6. Alignments Flashcards
What is an optimal alignment?
A possible explanation for the differences between a model and event log
If the model has been discovered then we can use alignments to measure the quality of the algorithm used for discovery (based on the match in behaviour)
If the model is man-made then we can use alignments to find real-world problems in the process
Cost 0 = perfect fitness
There may be more than one optimal alignment
What is conformance checking for?
To compare a model and event log
How to do conformance checking?
Compare the event log and model. Log and model moves (i.e. moves that don’t happen in both) have cost 1. We want the lowest cost possible
What is the synchronous product?
- Model on top
- Events from log on bottom, put places in between (and before/ after them).

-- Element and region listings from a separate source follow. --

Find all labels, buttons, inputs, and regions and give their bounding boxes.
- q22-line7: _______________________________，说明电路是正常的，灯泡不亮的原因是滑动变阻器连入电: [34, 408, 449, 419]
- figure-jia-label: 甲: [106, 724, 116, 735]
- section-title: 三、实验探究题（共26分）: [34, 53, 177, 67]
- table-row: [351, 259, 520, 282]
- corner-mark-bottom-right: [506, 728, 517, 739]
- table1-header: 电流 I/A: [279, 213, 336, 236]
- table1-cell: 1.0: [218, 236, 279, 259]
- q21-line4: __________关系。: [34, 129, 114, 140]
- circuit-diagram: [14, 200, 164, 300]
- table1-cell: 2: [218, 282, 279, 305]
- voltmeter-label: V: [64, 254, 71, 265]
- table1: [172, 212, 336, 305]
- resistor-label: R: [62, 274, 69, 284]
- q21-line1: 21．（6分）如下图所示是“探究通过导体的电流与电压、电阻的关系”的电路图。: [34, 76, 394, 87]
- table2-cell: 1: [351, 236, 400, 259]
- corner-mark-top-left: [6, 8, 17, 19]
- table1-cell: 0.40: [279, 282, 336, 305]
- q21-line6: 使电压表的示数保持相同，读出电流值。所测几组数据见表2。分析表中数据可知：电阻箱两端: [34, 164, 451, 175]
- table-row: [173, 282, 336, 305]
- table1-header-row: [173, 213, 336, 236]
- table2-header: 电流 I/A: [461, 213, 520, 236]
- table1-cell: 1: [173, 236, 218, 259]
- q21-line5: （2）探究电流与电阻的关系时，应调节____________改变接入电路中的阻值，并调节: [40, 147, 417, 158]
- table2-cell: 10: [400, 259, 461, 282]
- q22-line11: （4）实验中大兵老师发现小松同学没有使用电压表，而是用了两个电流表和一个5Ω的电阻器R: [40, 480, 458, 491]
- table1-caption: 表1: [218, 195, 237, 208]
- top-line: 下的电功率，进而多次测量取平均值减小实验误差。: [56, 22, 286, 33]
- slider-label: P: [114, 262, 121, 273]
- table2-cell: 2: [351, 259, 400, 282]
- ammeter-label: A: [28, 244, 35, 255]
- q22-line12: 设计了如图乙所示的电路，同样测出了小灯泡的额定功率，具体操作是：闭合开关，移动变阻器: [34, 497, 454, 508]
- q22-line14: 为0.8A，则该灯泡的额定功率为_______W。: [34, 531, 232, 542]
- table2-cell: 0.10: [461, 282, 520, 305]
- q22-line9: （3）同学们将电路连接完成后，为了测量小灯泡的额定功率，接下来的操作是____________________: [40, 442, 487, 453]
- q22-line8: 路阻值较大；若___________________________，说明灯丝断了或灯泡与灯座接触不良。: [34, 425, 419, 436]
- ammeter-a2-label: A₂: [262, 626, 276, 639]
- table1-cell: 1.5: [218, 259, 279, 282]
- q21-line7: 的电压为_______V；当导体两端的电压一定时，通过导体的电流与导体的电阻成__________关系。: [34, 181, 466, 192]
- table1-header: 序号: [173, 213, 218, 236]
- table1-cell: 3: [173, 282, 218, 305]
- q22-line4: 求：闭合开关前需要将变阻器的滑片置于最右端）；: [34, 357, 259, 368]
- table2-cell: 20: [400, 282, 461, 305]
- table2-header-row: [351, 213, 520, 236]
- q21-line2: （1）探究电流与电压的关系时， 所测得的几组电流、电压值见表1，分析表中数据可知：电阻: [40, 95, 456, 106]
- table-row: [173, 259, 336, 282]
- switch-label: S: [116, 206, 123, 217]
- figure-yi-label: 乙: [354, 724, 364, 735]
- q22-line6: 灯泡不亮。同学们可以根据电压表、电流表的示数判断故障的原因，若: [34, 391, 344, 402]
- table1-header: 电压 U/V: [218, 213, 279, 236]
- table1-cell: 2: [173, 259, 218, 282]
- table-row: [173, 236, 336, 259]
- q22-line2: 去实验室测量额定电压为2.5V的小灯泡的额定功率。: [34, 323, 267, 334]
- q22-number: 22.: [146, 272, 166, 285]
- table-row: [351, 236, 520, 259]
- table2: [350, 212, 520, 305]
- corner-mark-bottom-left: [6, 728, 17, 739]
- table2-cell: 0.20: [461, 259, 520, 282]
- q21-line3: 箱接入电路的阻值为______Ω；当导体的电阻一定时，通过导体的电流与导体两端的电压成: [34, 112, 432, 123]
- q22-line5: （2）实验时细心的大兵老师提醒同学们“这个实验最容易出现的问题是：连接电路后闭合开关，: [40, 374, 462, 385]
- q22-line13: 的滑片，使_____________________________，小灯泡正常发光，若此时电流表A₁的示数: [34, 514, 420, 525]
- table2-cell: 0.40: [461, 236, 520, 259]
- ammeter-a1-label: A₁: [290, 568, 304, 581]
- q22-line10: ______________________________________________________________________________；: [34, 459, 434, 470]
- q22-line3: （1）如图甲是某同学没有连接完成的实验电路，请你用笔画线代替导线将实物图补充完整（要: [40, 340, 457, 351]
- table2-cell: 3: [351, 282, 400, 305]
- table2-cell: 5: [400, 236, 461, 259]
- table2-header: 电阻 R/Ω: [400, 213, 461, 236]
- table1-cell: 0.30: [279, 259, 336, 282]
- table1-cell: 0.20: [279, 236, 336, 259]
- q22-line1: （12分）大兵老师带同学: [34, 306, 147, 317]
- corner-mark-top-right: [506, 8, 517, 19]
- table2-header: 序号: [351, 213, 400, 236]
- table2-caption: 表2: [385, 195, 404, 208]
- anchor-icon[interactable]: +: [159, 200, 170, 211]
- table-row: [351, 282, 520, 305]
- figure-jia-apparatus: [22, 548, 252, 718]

Labels for log moves should have arrows in front, model moves arrow at end, sync no arrows
- Put event between places before model move and log move with same name that goes to places after them (like a cross)- if multiple then do both
- Model and log moves = cost 1, synchronous moves = cost 0, tau moves = cost 0
- Add initial marking
DOUBLE CHECK HAVE ALL THE RIGHT INPUT PLACES
How can you find the shortest path in a synchronous product marking graph?
Using Dijkstra’s algorithm
Build the graph breadth-first search from the initial state until the final state is found (and hence all other states at a distance less than the final state)
However, this only works if there is no x such that there is an infinite number of states reachable with distance < x (so that it is computable)
So we cannot have a tau transition which keeps adding tokens into the net as this will give us infinite increasing markings with cost 0
To avoid this we can check if the model is sound (can also add a small amount of cost to tau but often not needed)
Using A star algorithm
Same as Dijkstra but for every state we underestimate the cost of reaching the final marking (so expected cost = cost so far + underestimate)- stops us from having to visit paths we know are going to end up being longer
Use marking equation, minimise c^Tx (cost function) such that m + Cx = mf (final marking) to estimate cost
x can be integer vector but also a non integer vector- (note solution is not an executable sequence- indication of cost)
O(log(size q) + alpha), polynomial in model size (for linear programming)
What is the highest possible cost?
All log moves + the shortest sequence of model moves
How to calculate trace/ alignment-based fitness?
1 - (cost of trace)/ (cost of best of worst cost- all log moves + shortest model moves)
Log fitness- then sum all costs (not average trace fitness)
HAVE TO MENTION COST
How to calculate token based fitness?
1- 0.5(missing/consumed)-0.5(remaining/produced)